MOSCOW (MRC) -- French company Total has announced Qatar Petroleum International has taken a 15% interest in its subsidiary, Total Exploration & Production Congo, said Upstreamonline.

The original agreement was signed in May this year, which will see Total transfer a stake in the company to QPI.

The USD1.6 billion increase in Total E&P Congo’s capital will consolidate its financial capacity as the company progresses the Moho Nord deep offshore project.

Total chief executive Christophe de Margerie said this was an important milestone.

“This builds on Total’s already well-established partnership with Qatar and at the same time strengthens our commitment to the development of the Congolese petroleum industry," he said.
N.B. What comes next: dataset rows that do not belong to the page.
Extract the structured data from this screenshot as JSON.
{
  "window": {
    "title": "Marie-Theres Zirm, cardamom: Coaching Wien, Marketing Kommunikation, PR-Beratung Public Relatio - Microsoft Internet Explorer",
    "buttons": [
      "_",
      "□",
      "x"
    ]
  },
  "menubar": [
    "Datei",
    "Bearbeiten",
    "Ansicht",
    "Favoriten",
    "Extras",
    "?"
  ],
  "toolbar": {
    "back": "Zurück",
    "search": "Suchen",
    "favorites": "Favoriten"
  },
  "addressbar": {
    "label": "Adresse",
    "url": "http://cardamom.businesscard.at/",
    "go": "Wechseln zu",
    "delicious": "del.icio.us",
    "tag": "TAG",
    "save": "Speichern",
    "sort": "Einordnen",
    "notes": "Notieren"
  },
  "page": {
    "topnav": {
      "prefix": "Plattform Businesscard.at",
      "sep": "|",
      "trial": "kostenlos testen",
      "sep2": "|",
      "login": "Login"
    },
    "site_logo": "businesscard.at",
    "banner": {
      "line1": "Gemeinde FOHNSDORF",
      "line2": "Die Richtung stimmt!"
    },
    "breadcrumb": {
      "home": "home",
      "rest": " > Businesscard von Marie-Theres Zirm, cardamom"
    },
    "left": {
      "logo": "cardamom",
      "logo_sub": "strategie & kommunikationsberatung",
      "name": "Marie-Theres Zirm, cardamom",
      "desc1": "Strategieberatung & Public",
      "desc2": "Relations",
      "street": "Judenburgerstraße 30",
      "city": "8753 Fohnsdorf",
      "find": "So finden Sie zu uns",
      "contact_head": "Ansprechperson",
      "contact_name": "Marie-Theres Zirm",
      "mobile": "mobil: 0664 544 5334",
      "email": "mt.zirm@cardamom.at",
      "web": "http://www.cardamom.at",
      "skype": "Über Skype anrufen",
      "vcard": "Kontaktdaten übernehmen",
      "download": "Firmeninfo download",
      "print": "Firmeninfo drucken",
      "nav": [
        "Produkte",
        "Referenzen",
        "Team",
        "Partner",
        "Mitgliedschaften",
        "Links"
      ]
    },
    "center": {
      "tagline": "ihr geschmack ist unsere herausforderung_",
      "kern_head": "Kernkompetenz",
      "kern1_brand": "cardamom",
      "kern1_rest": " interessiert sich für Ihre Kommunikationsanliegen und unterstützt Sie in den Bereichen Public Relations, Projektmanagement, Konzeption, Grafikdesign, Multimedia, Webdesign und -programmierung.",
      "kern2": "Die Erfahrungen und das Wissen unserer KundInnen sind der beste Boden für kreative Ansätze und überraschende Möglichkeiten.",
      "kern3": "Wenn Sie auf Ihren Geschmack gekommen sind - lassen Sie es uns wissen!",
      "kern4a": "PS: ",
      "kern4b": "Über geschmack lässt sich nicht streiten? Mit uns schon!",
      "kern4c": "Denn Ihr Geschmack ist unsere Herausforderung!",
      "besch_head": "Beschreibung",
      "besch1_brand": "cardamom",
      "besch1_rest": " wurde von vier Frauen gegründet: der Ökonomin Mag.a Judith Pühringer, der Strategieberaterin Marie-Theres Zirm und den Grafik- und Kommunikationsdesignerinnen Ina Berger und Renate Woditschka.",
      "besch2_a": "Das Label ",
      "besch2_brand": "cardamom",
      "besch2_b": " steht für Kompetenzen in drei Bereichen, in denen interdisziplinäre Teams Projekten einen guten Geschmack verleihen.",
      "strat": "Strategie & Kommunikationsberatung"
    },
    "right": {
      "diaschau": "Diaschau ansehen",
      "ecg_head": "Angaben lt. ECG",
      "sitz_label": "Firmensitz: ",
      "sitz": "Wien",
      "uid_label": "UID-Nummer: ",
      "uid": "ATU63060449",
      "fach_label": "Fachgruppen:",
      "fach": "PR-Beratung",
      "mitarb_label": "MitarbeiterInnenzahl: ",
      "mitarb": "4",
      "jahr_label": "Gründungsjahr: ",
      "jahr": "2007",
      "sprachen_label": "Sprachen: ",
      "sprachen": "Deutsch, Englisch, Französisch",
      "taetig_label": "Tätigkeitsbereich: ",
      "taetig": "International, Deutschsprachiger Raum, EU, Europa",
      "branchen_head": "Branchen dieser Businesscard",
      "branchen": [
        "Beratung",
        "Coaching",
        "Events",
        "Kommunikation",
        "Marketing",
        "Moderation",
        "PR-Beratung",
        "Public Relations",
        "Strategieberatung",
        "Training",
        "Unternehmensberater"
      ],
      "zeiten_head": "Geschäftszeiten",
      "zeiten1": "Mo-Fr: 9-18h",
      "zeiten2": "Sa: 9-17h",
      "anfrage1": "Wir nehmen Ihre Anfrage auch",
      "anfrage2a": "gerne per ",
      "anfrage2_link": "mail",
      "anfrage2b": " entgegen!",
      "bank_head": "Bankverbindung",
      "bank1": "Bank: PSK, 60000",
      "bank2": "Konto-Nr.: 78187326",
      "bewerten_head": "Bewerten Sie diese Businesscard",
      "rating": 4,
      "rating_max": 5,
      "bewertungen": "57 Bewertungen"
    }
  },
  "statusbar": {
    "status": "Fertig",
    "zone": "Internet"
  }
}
As MRC wrote before, Total, Europe’s third-largest oil company, intends to invest EUR160m before 2016 to adapt its petrochemical platform in Carling, in the Lorraine region of eastern France, and to restore its competitiveness. Total plans indeed to develop new activities on the platform in the growing markets for hydrocarbon resins (Cray Valley) and for polymers, while shutting down the acutely loss-making steam cracker in the second half of 2015.

Total S.A. is a French multinational oil and gas company and one of the six "Supermajor" oil companies in the world with business in Europe, the United States, the Middle East and Asia. The company's petrochemical products cover two main groups: base chemicals and the consumer polymers (polyethylene, polypropylene and polystyrene) that are derived from them.